Oded Arbel <[EMAIL PROTECTED]> writes:

> I do not think that the argument you describe will stand in a court
> of law.  on two cases that I know, that were on the way to the court
> house, the parties eventually settled out side the court by the
> violating party agreeing to distribute the non GLPed code
> seperatly. in both cases the copyright owner of the code backed off
> after is was explictly stated by the violator that the product in
> question is no longer in violation because it does do something
> (even if it's a token effort) interesting and useful w/o the GPLed
> code in question.

1) Oded, can you give pointers to the two cases you mention?

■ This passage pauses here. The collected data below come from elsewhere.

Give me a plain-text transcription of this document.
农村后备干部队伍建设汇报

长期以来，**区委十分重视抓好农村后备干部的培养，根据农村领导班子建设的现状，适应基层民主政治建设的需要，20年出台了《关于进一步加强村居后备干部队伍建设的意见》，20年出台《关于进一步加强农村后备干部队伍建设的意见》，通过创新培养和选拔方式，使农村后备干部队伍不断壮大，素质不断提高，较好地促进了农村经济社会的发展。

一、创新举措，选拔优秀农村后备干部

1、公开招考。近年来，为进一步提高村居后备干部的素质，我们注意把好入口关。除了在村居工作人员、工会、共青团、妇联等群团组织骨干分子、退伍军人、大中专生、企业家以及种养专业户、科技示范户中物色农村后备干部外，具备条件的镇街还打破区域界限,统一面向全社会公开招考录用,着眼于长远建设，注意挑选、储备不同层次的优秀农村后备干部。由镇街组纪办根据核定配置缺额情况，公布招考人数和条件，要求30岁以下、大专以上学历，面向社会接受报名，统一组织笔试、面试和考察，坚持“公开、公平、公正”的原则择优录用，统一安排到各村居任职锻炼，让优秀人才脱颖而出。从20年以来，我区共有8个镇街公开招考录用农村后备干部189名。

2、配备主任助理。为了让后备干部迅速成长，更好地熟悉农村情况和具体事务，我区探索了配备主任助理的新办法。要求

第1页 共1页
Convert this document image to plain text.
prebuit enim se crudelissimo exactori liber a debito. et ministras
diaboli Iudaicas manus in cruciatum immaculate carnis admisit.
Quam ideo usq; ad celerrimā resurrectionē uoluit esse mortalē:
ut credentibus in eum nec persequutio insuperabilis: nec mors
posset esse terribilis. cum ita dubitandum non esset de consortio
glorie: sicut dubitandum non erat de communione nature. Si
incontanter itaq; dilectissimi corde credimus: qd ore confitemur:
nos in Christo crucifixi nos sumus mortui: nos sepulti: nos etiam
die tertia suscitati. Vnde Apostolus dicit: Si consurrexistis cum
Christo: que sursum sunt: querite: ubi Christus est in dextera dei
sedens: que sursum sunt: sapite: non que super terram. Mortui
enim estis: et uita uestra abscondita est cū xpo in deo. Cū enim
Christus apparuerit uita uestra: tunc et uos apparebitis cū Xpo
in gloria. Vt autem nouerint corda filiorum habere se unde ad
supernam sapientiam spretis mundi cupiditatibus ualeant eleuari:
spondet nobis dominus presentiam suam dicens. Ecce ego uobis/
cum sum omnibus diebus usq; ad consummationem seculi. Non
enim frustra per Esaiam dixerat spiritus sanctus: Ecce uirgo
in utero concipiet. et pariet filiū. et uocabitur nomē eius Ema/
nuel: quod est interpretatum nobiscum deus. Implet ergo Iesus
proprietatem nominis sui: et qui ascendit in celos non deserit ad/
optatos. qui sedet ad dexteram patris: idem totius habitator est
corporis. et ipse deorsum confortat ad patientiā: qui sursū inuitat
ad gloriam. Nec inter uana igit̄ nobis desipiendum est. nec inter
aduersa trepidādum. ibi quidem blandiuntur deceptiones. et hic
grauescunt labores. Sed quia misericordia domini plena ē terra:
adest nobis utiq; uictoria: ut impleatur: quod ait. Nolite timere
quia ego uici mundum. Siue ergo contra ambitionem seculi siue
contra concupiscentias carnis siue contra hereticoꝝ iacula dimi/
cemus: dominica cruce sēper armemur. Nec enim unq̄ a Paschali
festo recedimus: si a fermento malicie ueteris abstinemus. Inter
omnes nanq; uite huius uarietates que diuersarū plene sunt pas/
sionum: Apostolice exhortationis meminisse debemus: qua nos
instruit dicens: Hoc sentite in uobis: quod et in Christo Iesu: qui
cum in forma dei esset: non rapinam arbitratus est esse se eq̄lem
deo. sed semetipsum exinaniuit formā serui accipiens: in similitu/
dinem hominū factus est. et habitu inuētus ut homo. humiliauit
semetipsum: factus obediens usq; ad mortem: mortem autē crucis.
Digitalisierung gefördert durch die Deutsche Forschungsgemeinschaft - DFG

2) Yet another follow-up question (to everybody). Assume that a
   program does something non-trivial, interesting, and important, and
   can actually be used for a lot of different purposes. Assume that
   the only reason the creator wants to make a kernel module out of it
   is because one particular interesting application is related to the
   functionality that belongs to the OS domain rather than application
   domain, and the creator wants to make such a module available as a
   product. Other products, unrelated to Linux, are being developed as
   well. Assume it is provable that the code has a right to exist
   without the Linux kernel.

   If the author creates a thin "kernel hook" layer that only uses the
   kernel API and his s/w API, slaps GPL on it, and then creates a
   2 modules - one closed with his functionality, and another serving
   as enabler, GPLed, will that be acceptable?

   Thus, there will be a closed module whose functionality is not 
   dependent on the kernel, and a GPLed module whose sole purpose is
   to enable usage of that functionality inside the kernel. How does
   this sound?

Thanks again to everybody who participates. The thread may seem to be
"yet another boring commies-vs-capitalists discussion," but to me at
least it is very interesting (on a personal level no less than on a
business one), and - I believe - very much on topic.

-- 
Oleg Goldshmidt | [EMAIL PROTECTED] 
"If it ain't broken, it has not got enough features yet."